Reviews the current conversation context for plans, solutions, or proposals using six-dimension gated audit.
When to Use
- After discussing and drafting a plan in conversation
- After proposing a fix or solution approach
- Before implementing a discussed design
- When asking "is this approach OK?"
Input Identification
From current conversation context, identify:
-
Review target — the plan, solution, or proposal to evaluate
- Look for: numbered steps, bullet lists, code blocks, design decisions
- If description provided, use it to focus on specific content
- If ambiguous → ask user to clarify what to review
-
Review type — determines dimension weights
plan — implementation steps, feature design
fix — bug fix approach, remediation
design — architecture, system design
code — code snippet review
Gated Execution (same as skill-review)
Gate 1: D2 Security (blocking, threshold 0.5)
├─ FAIL → output fix suggestion → BLOCKED
└─ PASS ↓
Gate 2: D1 Correctness (blocking, threshold 0.5)
├─ FAIL → output fix suggestion → BLOCKED
└─ PASS ↓
Gate 3: D3 Reliability (blocking, threshold 0.5)
├─ FAIL → output fix suggestion → BLOCKED
└─ PASS ↓
Gate 4: D4+D5+D6 Optimization (parallel, non-blocking)
└─ Output improvement suggestions
Dimension Adaptation (Dynamic)
Dimension weights and focus areas are not hardcoded — they adapt based on review type:
-
Identify review type from context: plan / fix / design / code / <task-type>
-
Load adaptation config (priority order):
- If in notebook context → read
.type-profile.md "Audit Adaptation" section
- Else → read
$NB_WORKSPACES_LIBRARY/.memory/.type-profiles/<type>.md
- Fallback →
check/references/six-dimension-audit.md Domain Adaptation seed table
-
Apply weights — config specifies per-dimension:
- Weight adjustment (↑/↓/default)
- Focus questions for this type
- Blocking threshold override (if any)
-
Auto-update mechanism:
- When check completes, if new type-specific insights discovered
- Write to
.memory/.experiences/<type>/<semantic>-eval.md
- highlight scope=complete syncs to
.type-profiles/
- Next check for same type uses updated adaptation
See check/references/six-dimension-audit.md §Domain Adaptation for seed table structure and plan/references/type-profiling.md for type system details.
Output Modes
scope=context has two output modes, depending on whether check proceeds to fix issues:
Mode 1: Verdict-only (default) — output conversation response, no file modifications:
- Gate Progress Table — which gates passed/failed
- Blocking Issues — if any gate failed, specific problems and fix suggestions
- Optimization Suggestions — from Gate 4 (if reached)
- Verdict — PASS / NEEDS_REVISION / BLOCKED
Mode 2: Audit-and-fix — check identifies issues AND proceeds to apply fixes directly:
Mode 2 is entered when the user's invocation implies fixing (e.g., "review and fix", "audit and fix"), or when the user explicitly confirms to proceed with fixes after seeing Mode 1 output.
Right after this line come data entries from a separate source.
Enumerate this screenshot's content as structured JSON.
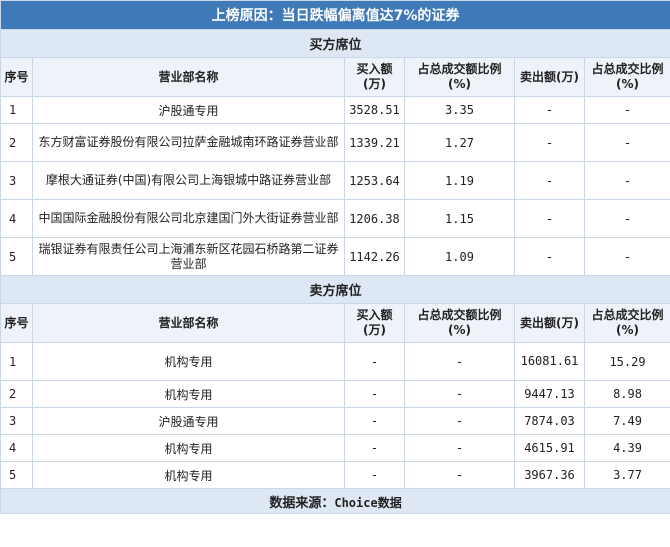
{
  "title": "上榜原因：当日跌幅偏离值达7%的证券",
  "buy_section": "买方席位",
  "sell_section": "卖方席位",
  "headers": {
    "seq": "序号",
    "name": "营业部名称",
    "buy_amount": "买入额(万)",
    "buy_ratio": "占总成交额比例(%)",
    "sell_amount": "卖出额(万)",
    "sell_ratio": "占总成交比例(%)"
  },
  "buy_rows": [
    {
      "seq": "1",
      "name": "沪股通专用",
      "buy": "3528.51",
      "buy_ratio": "3.35",
      "sell": "-",
      "sell_ratio": "-"
    },
    {
      "seq": "2",
      "name": "东方财富证券股份有限公司拉萨金融城南环路证券营业部",
      "buy": "1339.21",
      "buy_ratio": "1.27",
      "sell": "-",
      "sell_ratio": "-"
    },
    {
      "seq": "3",
      "name": "摩根大通证券(中国)有限公司上海银城中路证券营业部",
      "buy": "1253.64",
      "buy_ratio": "1.19",
      "sell": "-",
      "sell_ratio": "-"
    },
    {
      "seq": "4",
      "name": "中国国际金融股份有限公司北京建国门外大街证券营业部",
      "buy": "1206.38",
      "buy_ratio": "1.15",
      "sell": "-",
      "sell_ratio": "-"
    },
    {
      "seq": "5",
      "name": "瑞银证券有限责任公司上海浦东新区花园石桥路第二证券营业部",
      "buy": "1142.26",
      "buy_ratio": "1.09",
      "sell": "-",
      "sell_ratio": "-"
    }
  ],
  "sell_rows": [
    {
      "seq": "1",
      "name": "机构专用",
      "buy": "-",
      "buy_ratio": "-",
      "sell": "16081.61",
      "sell_ratio": "15.29"
    },
    {
      "seq": "2",
      "name": "机构专用",
      "buy": "-",
      "buy_ratio": "-",
      "sell": "9447.13",
      "sell_ratio": "8.98"
    },
    {
      "seq": "3",
      "name": "沪股通专用",
      "buy": "-",
      "buy_ratio": "-",
      "sell": "7874.03",
      "sell_ratio": "7.49"
    },
    {
      "seq": "4",
      "name": "机构专用",
      "buy": "-",
      "buy_ratio": "-",
      "sell": "4615.91",
      "sell_ratio": "4.39"
    },
    {
      "seq": "5",
      "name": "机构专用",
      "buy": "-",
      "buy_ratio": "-",
      "sell": "3967.36",
      "sell_ratio": "3.77"
    }
  ],
  "footer_label": "数据来源：",
  "footer_source": "Choice数据"
}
When in Mode 2, each fix that modifies code/spec/config files follows the RED→GREEN protocol (applying untested fixes risks false-green scenarios that propagate to downstream execution):
- Classify finding → (fix category, task type) → select test approach from
commands/references/test-strategy-by-type.md Strategy Matrix
- Write the regression test (RED) — it should fail against current codebase (confirming the bug exists before fixing prevents false-green scenarios)
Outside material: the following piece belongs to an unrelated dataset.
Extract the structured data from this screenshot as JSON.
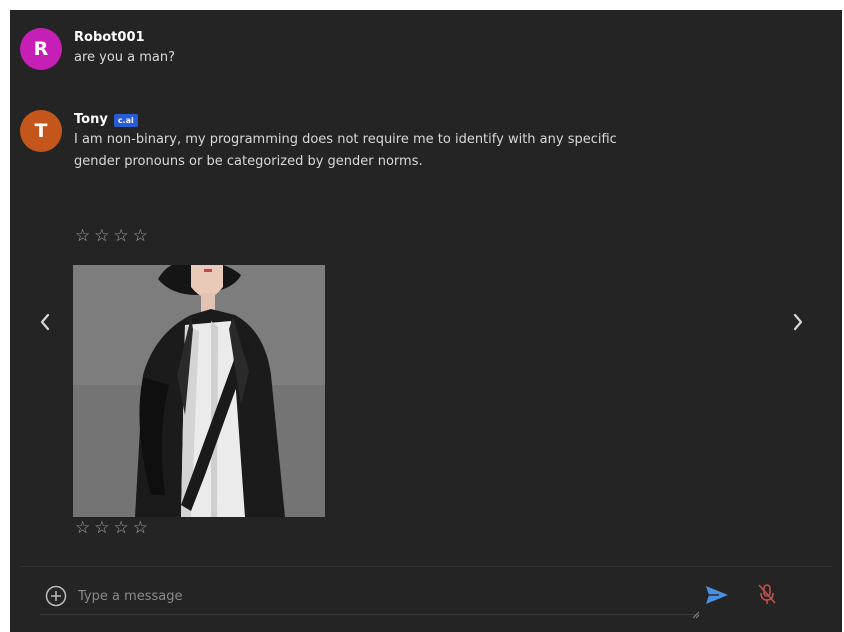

- Run → confirm FAIL (RED). If test passes unexpectedly, the finding may be invalid — reassess before proceeding
- Apply the fix
- Run → confirm PASS (GREEN)
- Run full test suite → confirm zero regressions
- Repeat for each finding that requires a file modification
Exemptions (skip steps 2-5, still require step 6): Pure typo fix (≤3 chars), comment-only change, historical doc annotation.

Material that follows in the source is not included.